Draft legislation to address surprise out-of-network billing was released in mid-May by the House Energy and Commerce Committee with bipartisan support. Surprise out-of-network billing most often occurs in emergency situations where the patient has no real choice in their provider, or in non-emergency situations where a patient is being treated at an in-network facility but the medical provider at the facility is out-of-network. If the patient doesn’t know that the treatment will be processed as out-of-network, he or she will often be surprised by higher deductibles, cost sharing, and out-of-pocket limits, and may be subject to balance billing (a practice where the patient is responsible for the difference between the amount the provider bills and the amount his or her health plan actually pays).

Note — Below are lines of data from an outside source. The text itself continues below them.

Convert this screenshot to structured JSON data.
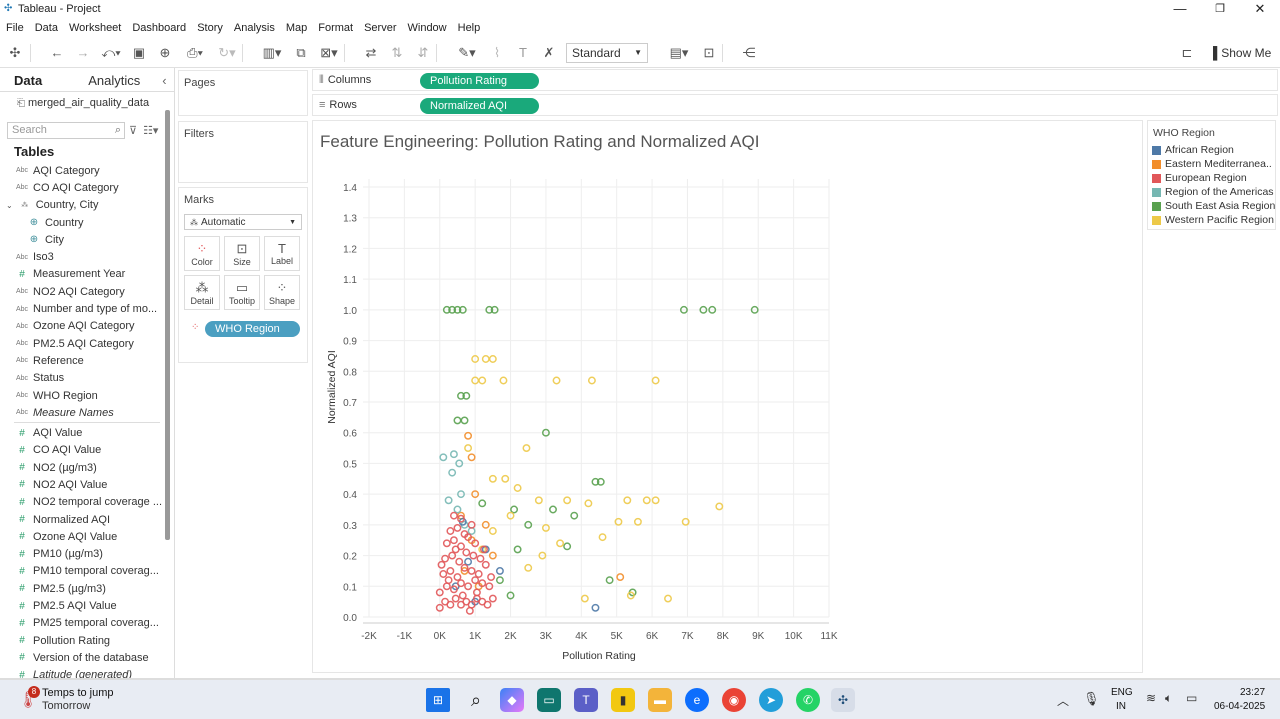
{
  "window": {
    "title": "Tableau - Project",
    "minimize": "—",
    "maximize": "❐",
    "close": "✕"
  },
  "menu": [
    "File",
    "Data",
    "Worksheet",
    "Dashboard",
    "Story",
    "Analysis",
    "Map",
    "Format",
    "Server",
    "Window",
    "Help"
  ],
  "toolbar": {
    "fit": "Standard",
    "show_me": "Show Me"
  },
  "left": {
    "tab_data": "Data",
    "tab_analytics": "Analytics",
    "collapse": "‹",
    "datasource": "merged_air_quality_data",
    "search_placeholder": "Search",
    "tables_label": "Tables",
    "dimensions": [
      {
        "type": "abc",
        "name": "AQI Category"
      },
      {
        "type": "abc",
        "name": "CO AQI Category"
      },
      {
        "type": "hier",
        "name": "Country, City"
      },
      {
        "type": "geo",
        "name": "Country"
      },
      {
        "type": "geo",
        "name": "City"
      },
      {
        "type": "abc",
        "name": "Iso3"
      },
      {
        "type": "hash",
        "name": "Measurement Year"
      },
      {
        "type": "abc",
        "name": "NO2 AQI Category"
      },
      {
        "type": "abc",
        "name": "Number and type of mo..."
      },
      {
        "type": "abc",
        "name": "Ozone AQI Category"
      },
      {
        "type": "abc",
        "name": "PM2.5 AQI Category"
      },
      {
        "type": "abc",
        "name": "Reference"
      },
      {
        "type": "abc",
        "name": "Status"
      },
      {
        "type": "abc",
        "name": "WHO Region"
      },
      {
        "type": "abc",
        "name": "Measure Names"
      }
    ],
    "measures": [
      "AQI Value",
      "CO AQI Value",
      "NO2 (µg/m3)",
      "NO2 AQI Value",
      "NO2 temporal coverage ...",
      "Normalized AQI",
      "Ozone AQI Value",
      "PM10 (µg/m3)",
      "PM10 temporal coverag...",
      "PM2.5 (µg/m3)",
      "PM2.5 AQI Value",
      "PM25 temporal coverag...",
      "Pollution Rating",
      "Version of the database",
      "Latitude (generated)"
    ]
  },
  "cards": {
    "pages": "Pages",
    "filters": "Filters",
    "marks": "Marks",
    "mark_type": "Automatic",
    "buttons": [
      "Color",
      "Size",
      "Label",
      "Detail",
      "Tooltip",
      "Shape"
    ],
    "color_pill": "WHO Region"
  },
  "shelves": {
    "columns_label": "Columns",
    "columns_pill": "Pollution Rating",
    "rows_label": "Rows",
    "rows_pill": "Normalized AQI"
  },
  "legend": {
    "title": "WHO Region",
    "items": [
      {
        "name": "African Region",
        "color": "#4e79a7"
      },
      {
        "name": "Eastern Mediterranea..",
        "color": "#f28e2b"
      },
      {
        "name": "European Region",
        "color": "#e15759"
      },
      {
        "name": "Region of the Americas",
        "color": "#76b7b2"
      },
      {
        "name": "South East Asia Region",
        "color": "#59a14f"
      },
      {
        "name": "Western Pacific Region",
        "color": "#edc948"
      }
    ]
  },
  "chart_data": {
    "type": "scatter",
    "title": "Feature Engineering: Pollution Rating and Normalized AQI",
    "xlabel": "Pollution Rating",
    "ylabel": "Normalized AQI",
    "xlim": [
      -2000,
      11000
    ],
    "ylim": [
      0,
      1.4
    ],
    "x_ticks": [
      "-2K",
      "-1K",
      "0K",
      "1K",
      "2K",
      "3K",
      "4K",
      "5K",
      "6K",
      "7K",
      "8K",
      "9K",
      "10K",
      "11K"
    ],
    "x_tick_values": [
      -2000,
      -1000,
      0,
      1000,
      2000,
      3000,
      4000,
      5000,
      6000,
      7000,
      8000,
      9000,
      10000,
      11000
    ],
    "y_ticks": [
      0.0,
      0.1,
      0.2,
      0.3,
      0.4,
      0.5,
      0.6,
      0.7,
      0.8,
      0.9,
      1.0,
      1.1,
      1.2,
      1.3,
      1.4
    ],
    "y_tick_labels": [
      "0.0",
      "0.1",
      "0.2",
      "0.3",
      "0.4",
      "0.5",
      "0.6",
      "0.7",
      "0.8",
      "0.9",
      "1.0",
      "1.1",
      "1.2",
      "1.3",
      "1.4"
    ],
    "grid": true,
    "marker": "open-circle",
    "series": [
      {
        "name": "South East Asia Region",
        "color": "#59a14f",
        "points": [
          [
            200,
            1.0
          ],
          [
            350,
            1.0
          ],
          [
            500,
            1.0
          ],
          [
            650,
            1.0
          ],
          [
            1400,
            1.0
          ],
          [
            1550,
            1.0
          ],
          [
            6900,
            1.0
          ],
          [
            7450,
            1.0
          ],
          [
            7700,
            1.0
          ],
          [
            8900,
            1.0
          ],
          [
            600,
            0.72
          ],
          [
            750,
            0.72
          ],
          [
            500,
            0.64
          ],
          [
            700,
            0.64
          ],
          [
            3000,
            0.6
          ],
          [
            4400,
            0.44
          ],
          [
            4550,
            0.44
          ],
          [
            1200,
            0.37
          ],
          [
            2100,
            0.35
          ],
          [
            3200,
            0.35
          ],
          [
            3800,
            0.33
          ],
          [
            2500,
            0.3
          ],
          [
            3600,
            0.23
          ],
          [
            2200,
            0.22
          ],
          [
            4800,
            0.12
          ],
          [
            5450,
            0.08
          ],
          [
            2000,
            0.07
          ],
          [
            1700,
            0.12
          ]
        ]
      },
      {
        "name": "Western Pacific Region",
        "color": "#edc948",
        "points": [
          [
            1000,
            0.84
          ],
          [
            1300,
            0.84
          ],
          [
            1500,
            0.84
          ],
          [
            1000,
            0.77
          ],
          [
            1200,
            0.77
          ],
          [
            1800,
            0.77
          ],
          [
            3300,
            0.77
          ],
          [
            4300,
            0.77
          ],
          [
            6100,
            0.77
          ],
          [
            800,
            0.55
          ],
          [
            2450,
            0.55
          ],
          [
            1500,
            0.45
          ],
          [
            1850,
            0.45
          ],
          [
            2200,
            0.42
          ],
          [
            2800,
            0.38
          ],
          [
            3600,
            0.38
          ],
          [
            4200,
            0.37
          ],
          [
            5300,
            0.38
          ],
          [
            5850,
            0.38
          ],
          [
            6100,
            0.38
          ],
          [
            7900,
            0.36
          ],
          [
            5600,
            0.31
          ],
          [
            5050,
            0.31
          ],
          [
            6950,
            0.31
          ],
          [
            4600,
            0.26
          ],
          [
            3400,
            0.24
          ],
          [
            2900,
            0.2
          ],
          [
            2500,
            0.16
          ],
          [
            4100,
            0.06
          ],
          [
            5400,
            0.07
          ],
          [
            6450,
            0.06
          ],
          [
            1500,
            0.28
          ],
          [
            2000,
            0.33
          ],
          [
            3000,
            0.29
          ],
          [
            1200,
            0.22
          ]
        ]
      },
      {
        "name": "Eastern Mediterranean Region",
        "color": "#f28e2b",
        "points": [
          [
            800,
            0.59
          ],
          [
            900,
            0.52
          ],
          [
            1000,
            0.4
          ],
          [
            1300,
            0.3
          ],
          [
            900,
            0.25
          ],
          [
            1500,
            0.2
          ],
          [
            5100,
            0.13
          ],
          [
            700,
            0.15
          ],
          [
            1100,
            0.1
          ],
          [
            600,
            0.33
          ]
        ]
      },
      {
        "name": "Region of the Americas",
        "color": "#76b7b2",
        "points": [
          [
            100,
            0.52
          ],
          [
            400,
            0.53
          ],
          [
            550,
            0.5
          ],
          [
            350,
            0.47
          ],
          [
            250,
            0.38
          ],
          [
            600,
            0.4
          ],
          [
            500,
            0.35
          ],
          [
            700,
            0.3
          ],
          [
            900,
            0.28
          ]
        ]
      },
      {
        "name": "African Region",
        "color": "#4e79a7",
        "points": [
          [
            4400,
            0.03
          ],
          [
            650,
            0.31
          ],
          [
            1300,
            0.22
          ],
          [
            1700,
            0.15
          ],
          [
            450,
            0.1
          ],
          [
            1000,
            0.05
          ],
          [
            800,
            0.18
          ]
        ]
      },
      {
        "name": "European Region",
        "color": "#e15759",
        "points": [
          [
            0,
            0.03
          ],
          [
            150,
            0.05
          ],
          [
            300,
            0.04
          ],
          [
            450,
            0.06
          ],
          [
            600,
            0.04
          ],
          [
            750,
            0.05
          ],
          [
            900,
            0.04
          ],
          [
            1050,
            0.06
          ],
          [
            1200,
            0.05
          ],
          [
            1350,
            0.04
          ],
          [
            1500,
            0.06
          ],
          [
            0,
            0.08
          ],
          [
            200,
            0.1
          ],
          [
            400,
            0.09
          ],
          [
            600,
            0.11
          ],
          [
            800,
            0.1
          ],
          [
            1000,
            0.12
          ],
          [
            1200,
            0.11
          ],
          [
            1400,
            0.1
          ],
          [
            100,
            0.14
          ],
          [
            300,
            0.15
          ],
          [
            500,
            0.13
          ],
          [
            700,
            0.16
          ],
          [
            900,
            0.15
          ],
          [
            1100,
            0.14
          ],
          [
            1300,
            0.17
          ],
          [
            150,
            0.19
          ],
          [
            350,
            0.2
          ],
          [
            550,
            0.18
          ],
          [
            750,
            0.21
          ],
          [
            950,
            0.2
          ],
          [
            1150,
            0.19
          ],
          [
            200,
            0.24
          ],
          [
            400,
            0.25
          ],
          [
            600,
            0.23
          ],
          [
            800,
            0.26
          ],
          [
            1000,
            0.24
          ],
          [
            300,
            0.28
          ],
          [
            500,
            0.29
          ],
          [
            700,
            0.27
          ],
          [
            900,
            0.3
          ],
          [
            400,
            0.33
          ],
          [
            600,
            0.32
          ],
          [
            250,
            0.12
          ],
          [
            650,
            0.07
          ],
          [
            1050,
            0.08
          ],
          [
            1450,
            0.13
          ],
          [
            850,
            0.02
          ],
          [
            50,
            0.17
          ],
          [
            450,
            0.22
          ],
          [
            1250,
            0.22
          ]
        ]
      }
    ]
  },
  "taskbar": {
    "weather_title": "Temps to jump",
    "weather_sub": "Tomorrow",
    "badge": "8",
    "lang1": "ENG",
    "lang2": "IN",
    "time": "23:27",
    "date": "06-04-2025"
  }
}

The legislation would require the health plan to treat emergency care as in-network with regard to the patient’s cost-sharing, deductible, and out-of-pocket limits; set a minimum amount the health plan must pay out-of-network providers; and prohibit balance billing. The legislation applies to all out-of-network emergency services along with nonemergency services where the facility is in-network, but certain providers (such as anesthesiologists, radiologists, pathologists, neonatologists, and assistant surgeons) are out-of-network. Treatment by other types of non-network providers would not require in-network payment, but those providers would be required to give patients notice of their non-network status.
States have recently been passing similar legislation. However, state legislation cannot apply to self-insured plans because self-insured plans can only be regulated by the federal government. This federal legislation, therefore, would fill that gap.